Attorneys with Chicago-based Clifford Law Offices said they will file the lawsuit on Monday in Madison County Circuit Court, on behalf of the family of 26-year-old Austin McEwen, one of six workers who were killed when a tornado hit the 1.1-million-square-foot Amazon delivery depot in Edwardsville on Dec. 10.
The law firm said Amazon management knew or should have known about the risk of a tornado more than 24 hours before it hit the warehouse, and failed to adhere to U.S. Occupational Safety and Health Administration (OSHA) preparedness plans for severe weather. They said Amazon could have evacuated employees, but instead chose to have them keep working.

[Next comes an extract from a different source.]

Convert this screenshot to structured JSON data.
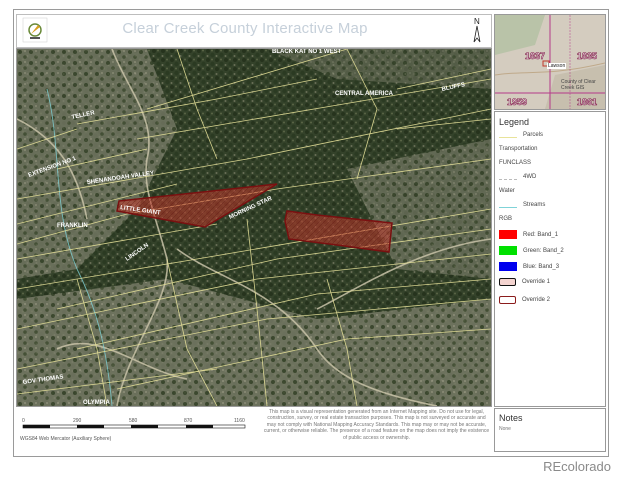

The facility also did not have a basement shelter, and no safety plan or adequate emergency plan required by OSHA, according to the law firm.
“Initial reports from those that survived this avoidable tragedy are disturbing. We certainly intend to discover what precautions Amazon could have taken to save lives. Certainly, this entire facility could have been evacuated when it was believed a tornado was en route. It appears that holiday profits took precedence over safety,” Clifford Law Offices partner Jack Casciato said in a statement. “We need to find out if training and emergency protocols were in place for those in the building as well as those who entered the building with jobs regularly connected to Amazon outside of the facility.”
OSHA has opened an investigation into whether Amazon did enough to protect the workers.
Of the 46 people inside the warehouse at the time the tornado hit, 39 made it to the north side of the building, the site of a shelter in place location. Seven stayed on the south end, and that’s where all six fatalities and one injury occurred. That’s because on the south side of the building, there is no shelter in place location.
Amazon has said in the minutes before the tornado hit, leaders used bullhorns to notify workers on the floor and radios to notify drivers heading toward the facility of the pending twister. The company also has denied claims workers at the warehouse aren’t allowed to have cell phones on the job.
OSHA is now joining state and local investigators looking into the deadliest tornado in Illinois in quite awhile. Gov. JB Pritzker has said while there’s no early indication of code violations, perhaps new codes need to be considered moving forward.
In addition to McEwen, five other people were killed when the tornado hit the warehouse: 29-year-old Clayton Lynn Cope, 46-year-old Larry E. Virden, 62-year-old Kevin D. Dickey, 28-year-old Deandre Morrow, and 34-year-old Etheria Hebb.